So I'm trying to set up Apache Sedona but running into strange issues that suggest that the version compatibilities are off. For context, I have Apache version 1.5.1, PySpark version 3.2.1, and Scala 2.12.18.
I installed the below packages using maven.
I'm trying to run this code
from sedona.spark import *
spark = SedonaContext.builder().\
config('spark.jars.packages',
'org.apache.sedona:sedona-spark-3.4_2.12:1.5.1,'
'org.datasyslab:geotools-wrapper:1.5.1-28.2,'
'uk.co.gresearch.spark:spark-extension_2.12:2.11.0-3.4,'
'org.apache.sedona:sedona-python-adapter-3.0_2.12:1.4.1'). \
config('spark.jars.repositories', 'https://artifacts.unidata.ucar.edu/repository/unidata-all'). \
getOrCreate()
sedona = SedonaContext.create(spark)
according to their example notebook https://github.com/apache/sedona/blob/master/binder/ApacheSedonaSQL.ipynb, but also making sure to add in the Python Adapter.
But I get this error
Py4JJavaError: An error occurred while calling o206.showString.
: java.lang.NoSuchMethodError: 'double org.locationtech.jts.geom.Coordinate.getZ()'
at org.apache.sedona.common.geometrySerde.GeometrySerializer.getCoordinateType(GeometrySerializer.java:449)
at org.apache.sedona.common.geometrySerde.GeometrySerializer.serializePoint(GeometrySerializer.java:112)
at org.apache.sedona.common.geometrySerde.GeometrySerializer.serialize(GeometrySerializer.java:43)
at org.apache.sedona.sql.utils.GeometrySerializer$.serialize(GeometrySerializer.scala:36)
at org.apache.spark.sql.sedona_sql.expressions.implicits$GeometryEnhancer.toGenericArrayData(implicits.scala:139)
at org.apache.spark.sql.sedona_sql.expressions.InferredTypes$.$anonfun$buildSerializer$1(InferredExpression.scala:155)
at org.apache.spark.sql.sedona_sql.expressions.InferredExpression.eval(InferredExpression.scala:71)
at org.apache.spark.sql.catalyst.expressions.UnaryExpression.eval(Expression.scala:477)

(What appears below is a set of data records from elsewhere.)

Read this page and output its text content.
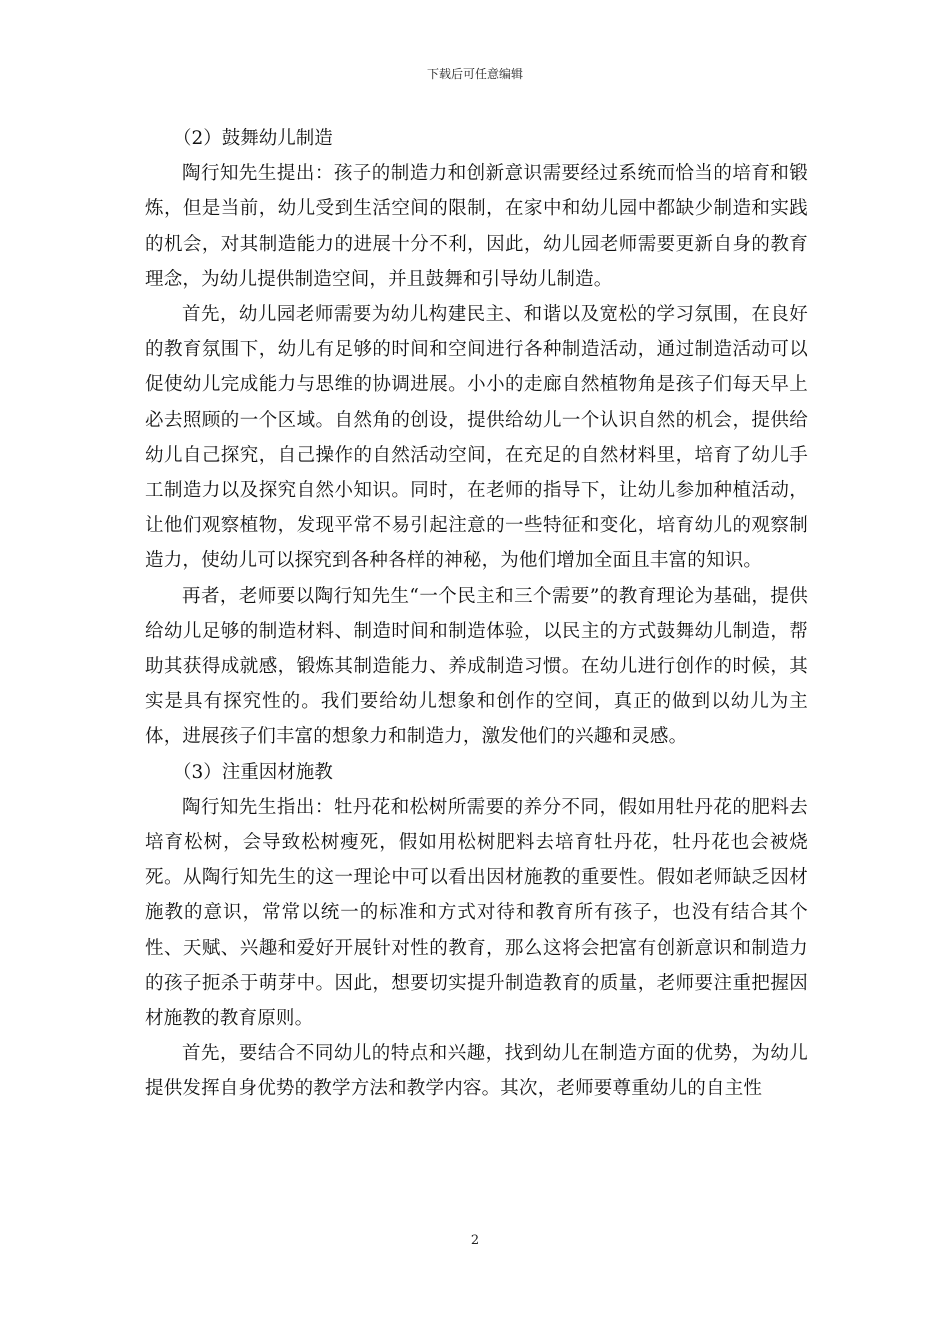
下载后可任意编辑

（2）鼓舞幼儿制造

陶行知先生提出：孩子的制造力和创新意识需要经过系统而恰当的培育和锻炼，但是当前，幼儿受到生活空间的限制，在家中和幼儿园中都缺少制造和实践的机会，对其制造能力的进展十分不利，因此，幼儿园老师需要更新自身的教育理念，为幼儿提供制造空间，并且鼓舞和引导幼儿制造。

首先，幼儿园老师需要为幼儿构建民主、和谐以及宽松的学习氛围，在良好的教育氛围下，幼儿有足够的时间和空间进行各种制造活动，通过制造活动可以促使幼儿完成能力与思维的协调进展。小小的走廊自然植物角是孩子们每天早上必去照顾的一个区域。自然角的创设，提供给幼儿一个认识自然的机会，提供给幼儿自己探究，自己操作的自然活动空间，在充足的自然材料里，培育了幼儿手工制造力以及探究自然小知识。同时，在老师的指导下，让幼儿参加种植活动，让他们观察植物，发现平常不易引起注意的一些特征和变化，培育幼儿的观察制造力，使幼儿可以探究到各种各样的神秘，为他们增加全面且丰富的知识。

再者，老师要以陶行知先生“一个民主和三个需要”的教育理论为基础，提供给幼儿足够的制造材料、制造时间和制造体验，以民主的方式鼓舞幼儿制造，帮助其获得成就感，锻炼其制造能力、养成制造习惯。在幼儿进行创作的时候，其实是具有探究性的。我们要给幼儿想象和创作的空间，真正的做到以幼儿为主体，进展孩子们丰富的想象力和制造力，激发他们的兴趣和灵感。

（3）注重因材施教

陶行知先生指出：牡丹花和松树所需要的养分不同，假如用牡丹花的肥料去培育松树，会导致松树瘦死，假如用松树肥料去培育牡丹花，牡丹花也会被烧死。从陶行知先生的这一理论中可以看出因材施教的重要性。假如老师缺乏因材施教的意识，常常以统一的标准和方式对待和教育所有孩子，也没有结合其个性、天赋、兴趣和爱好开展针对性的教育，那么这将会把富有创新意识和制造力的孩子扼杀于萌芽中。因此，想要切实提升制造教育的质量，老师要注重把握因材施教的教育原则。

首先，要结合不同幼儿的特点和兴趣，找到幼儿在制造方面的优势，为幼儿提供发挥自身优势的教学方法和教学内容。其次，老师要尊重幼儿的自主性

2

at org.apache.spark.sql.catalyst.optimizer.ConstantFolding$$anonfun$apply$1$$anonfun$applyOrElse$1.applyOrElse(expressions.scala:69)
which seems like the Geo tools are not working. I can load a regular dataframe though, just can't do geospatial operations on them. What's the issue here?